We hear about probiotics, the “good bugs” in our digestive system a lot, but what’s all of the buzz about prebiotics?
Prebiotics are the fiber-rich foods that probiotics feed on. Taking probiotic supplements or consuming probiotic rich foods such as kefir, yogurt, kimchi, kombucha, and sauerkraut will only get you so far if you are not consuming enough prebiotic fiber for the probiotics to eat. We call this seed (taking probiotics or probiotic foods) and feed (giving food to the good bacteria to flourish).
When probiotics feed on and break down (ferment) these prebiotic foods in the colon, a beneficial short chain fatty acid called butyric acid is formed. Often used interchangeably with the term butyric acid when discussing gut health, butyrate is the preferred energy source for the cells in the colon. While more studies are needed, butyrate has been studied for its roles in colon cancer prevention, insulin resistance/diabetes, obesity reduction, atherosclerosis, and chronic inflammation. Remember that what happens in the gut, doesn’t stay in the gut. We wrote about this more here.
Here are some foods that are some good food sources of prebiotic fiber:
o Banana (especially green bananas = resistant starch)
o Dandelion greens
o Whole grains
There are many other fiber-rich fruits and vegetables that are great to eat but the above stand out as good sources of prebiotics specifically.
If you are thinking, “hey I’d love to eat these foods, but these fiber-rich foods really cause me discomfort whenever I eat them”, there’s a good chance you have some level of Dysbiosis (microbial imbalance) going on in your gut. At Root, we do comprehensive stool testing to help you get to the root of your health concerns. This stool testing actually can tell us how well you are doing with butyrate production and if you are eating enough fiber. Remember that even if you aren’t having digestive issues, other symptoms such as joint pain, fatigue, and brain fog could be due to imbalances in your gut microbiota.
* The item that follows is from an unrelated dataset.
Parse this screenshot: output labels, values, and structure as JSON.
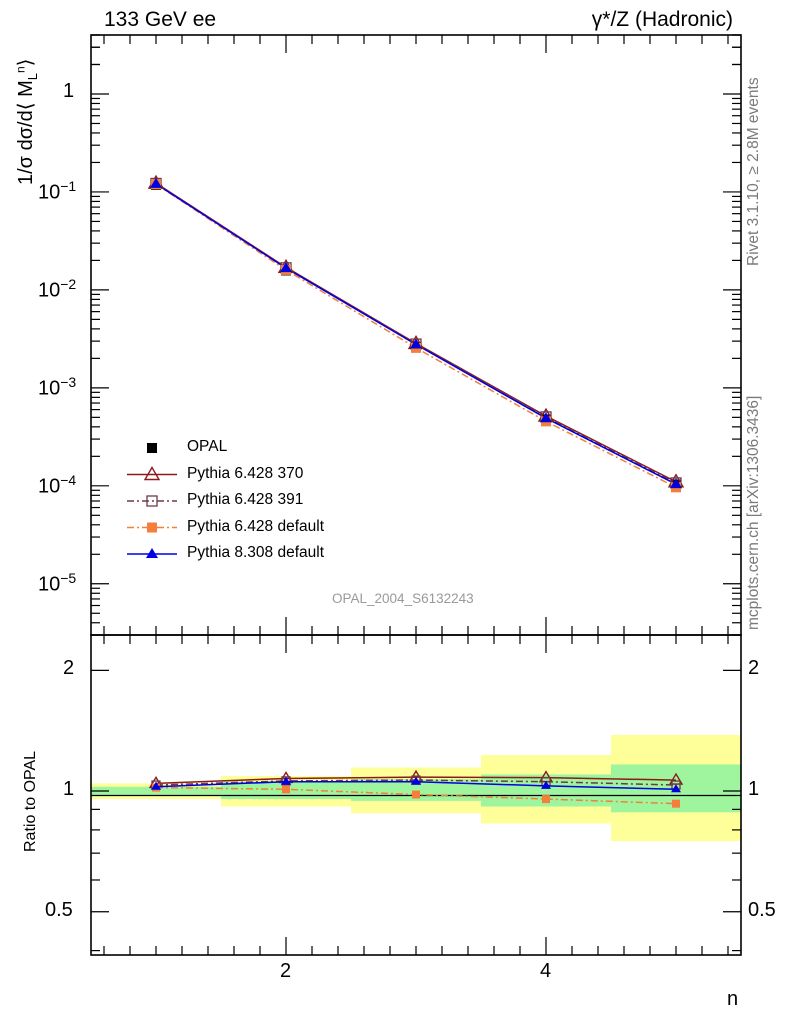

Wong, JM, de Souza R, Kendall CW, Emam A, & Jenkins DJ. Colonic health: fermentation and short chain fatty acids. J Clin Gastroenterolog. 2006;40(3):235-43.
Dahl WJ, Agro NC, Eliasson AM, Mialki KL, Olivera JD, Rusch CT, & Young CN. Health Benefits of Fiber Fermentation. J Am Coll Nutr. 2017; 36(2): 127-136. doi: 10.1080/07315724.2016.1188737
McNabney SM & Henagan TM. Short Chain Fatty Acids in the Colon and Peripheral Tissues: A Focus on Butyrate, Colon Cancer, Obesity, and Insulin Resistance. Nutrients. 2017;9(12). doi: 10.3390/nu9121348.